Object-Centric Relational Representations for Image Generation
Luca Butera, Andrea Cini, Alberto Ferrante, Cesare Alippi
TL;DR
This work presents GraPhOSE, a framework that conditions image generation on attributed pose graphs by encoding object structure and semantics into a graph-based representation and producing a learnable layout mask for a downstream decoder. It combines a graph-based encoder with a mask generator, trained with surrogate pre-training on procedurally generated graphs to regularize learning, and fine-tuned end-to-end on target tasks. A novel Pose-Representable Objects (PRO) synthetic benchmark and a real-world Humans dataset are used to demonstrate that relational, object-centric conditioning improves generation quality (lower FID, higher SSIM) and enables manipulation by graph editing. The approach offers flexible, scalable conditioning and regularization for generative models, with potential for broader application in structured scene synthesis and controllable generation.
Abstract
Conditioning image generation on specific features of the desired output is a key ingredient of modern generative models. However, existing approaches lack a general and unified way of representing structural and semantic conditioning at diverse granularity levels.
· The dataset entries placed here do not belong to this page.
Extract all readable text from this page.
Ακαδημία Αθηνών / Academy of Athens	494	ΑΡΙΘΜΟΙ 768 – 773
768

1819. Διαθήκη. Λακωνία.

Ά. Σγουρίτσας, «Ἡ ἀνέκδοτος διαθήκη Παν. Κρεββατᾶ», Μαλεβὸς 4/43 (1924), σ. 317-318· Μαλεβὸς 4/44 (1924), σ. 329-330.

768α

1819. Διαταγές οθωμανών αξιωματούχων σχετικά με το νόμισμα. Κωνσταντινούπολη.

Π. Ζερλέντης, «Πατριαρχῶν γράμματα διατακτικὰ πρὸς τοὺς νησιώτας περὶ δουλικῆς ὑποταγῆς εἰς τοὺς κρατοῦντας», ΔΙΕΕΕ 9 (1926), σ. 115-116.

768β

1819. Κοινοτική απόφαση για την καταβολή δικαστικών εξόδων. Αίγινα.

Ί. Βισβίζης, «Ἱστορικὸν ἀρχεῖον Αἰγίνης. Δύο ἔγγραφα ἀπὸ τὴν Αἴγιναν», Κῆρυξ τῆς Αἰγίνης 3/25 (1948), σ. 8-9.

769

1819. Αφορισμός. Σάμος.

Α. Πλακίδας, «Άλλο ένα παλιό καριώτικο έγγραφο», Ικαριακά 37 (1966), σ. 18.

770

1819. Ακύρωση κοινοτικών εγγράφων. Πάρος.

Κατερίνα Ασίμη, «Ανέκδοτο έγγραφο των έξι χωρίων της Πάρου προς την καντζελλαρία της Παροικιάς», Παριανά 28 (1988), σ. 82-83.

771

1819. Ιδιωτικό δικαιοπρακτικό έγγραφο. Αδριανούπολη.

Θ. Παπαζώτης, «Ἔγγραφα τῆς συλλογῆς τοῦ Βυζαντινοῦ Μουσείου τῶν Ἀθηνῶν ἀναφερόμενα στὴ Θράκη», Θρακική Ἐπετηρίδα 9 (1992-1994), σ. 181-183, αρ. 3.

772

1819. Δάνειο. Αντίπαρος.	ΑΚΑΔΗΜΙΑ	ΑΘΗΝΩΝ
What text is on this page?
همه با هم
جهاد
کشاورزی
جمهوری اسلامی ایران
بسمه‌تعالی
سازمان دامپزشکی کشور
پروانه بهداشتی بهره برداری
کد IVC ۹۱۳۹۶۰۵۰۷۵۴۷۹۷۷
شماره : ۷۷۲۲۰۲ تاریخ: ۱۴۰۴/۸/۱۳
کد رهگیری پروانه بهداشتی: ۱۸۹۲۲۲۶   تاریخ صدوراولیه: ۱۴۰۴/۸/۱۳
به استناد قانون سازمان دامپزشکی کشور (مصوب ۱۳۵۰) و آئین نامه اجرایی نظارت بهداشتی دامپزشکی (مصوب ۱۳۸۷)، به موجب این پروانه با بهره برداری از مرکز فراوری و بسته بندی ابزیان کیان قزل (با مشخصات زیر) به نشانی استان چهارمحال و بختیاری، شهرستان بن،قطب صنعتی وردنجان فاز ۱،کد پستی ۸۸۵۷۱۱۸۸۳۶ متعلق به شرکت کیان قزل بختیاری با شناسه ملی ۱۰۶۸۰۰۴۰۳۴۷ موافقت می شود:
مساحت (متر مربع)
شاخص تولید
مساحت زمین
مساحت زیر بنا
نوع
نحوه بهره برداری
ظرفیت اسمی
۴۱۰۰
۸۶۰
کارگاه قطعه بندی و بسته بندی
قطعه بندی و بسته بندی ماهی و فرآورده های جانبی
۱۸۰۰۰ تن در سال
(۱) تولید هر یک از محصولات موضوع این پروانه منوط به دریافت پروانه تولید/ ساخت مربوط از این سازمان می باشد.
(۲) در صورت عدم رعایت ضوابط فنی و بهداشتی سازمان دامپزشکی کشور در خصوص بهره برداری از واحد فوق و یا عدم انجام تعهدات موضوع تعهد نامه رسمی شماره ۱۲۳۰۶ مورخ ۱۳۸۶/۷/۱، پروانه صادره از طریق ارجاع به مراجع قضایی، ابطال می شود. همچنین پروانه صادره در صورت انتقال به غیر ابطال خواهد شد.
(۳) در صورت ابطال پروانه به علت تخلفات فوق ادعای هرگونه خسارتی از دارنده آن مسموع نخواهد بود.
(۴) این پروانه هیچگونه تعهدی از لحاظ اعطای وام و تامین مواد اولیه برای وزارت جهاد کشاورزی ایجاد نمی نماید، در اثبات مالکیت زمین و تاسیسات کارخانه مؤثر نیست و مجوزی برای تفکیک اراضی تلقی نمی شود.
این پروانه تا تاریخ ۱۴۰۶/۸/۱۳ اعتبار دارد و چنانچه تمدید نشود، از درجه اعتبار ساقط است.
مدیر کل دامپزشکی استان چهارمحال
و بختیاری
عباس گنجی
This paper explores a novel method to condition image generation, based on object-centric relational representations. In particular, we propose a methodology to condition the generation of objects in an image on the attributed graph representing their structure and the associated semantic information. We show that such architectural biases entail properties that facilitate the manipulation and conditioning of the generative process and allow for regularizing the training procedure. The proposed conditioning framework is implemented by means of a neural network that learns to generate a 2D, multi-channel, layout mask of the objects, which can be used as a soft inductive bias in the downstream generative task. To do so, we leverage both 2D and graph convolutional operators. We also propose a novel benchmark for image generation consisting of a synthetic dataset of images paired with their relational representation. Empirical results show that the proposed approach compares favorably against relevant baselines.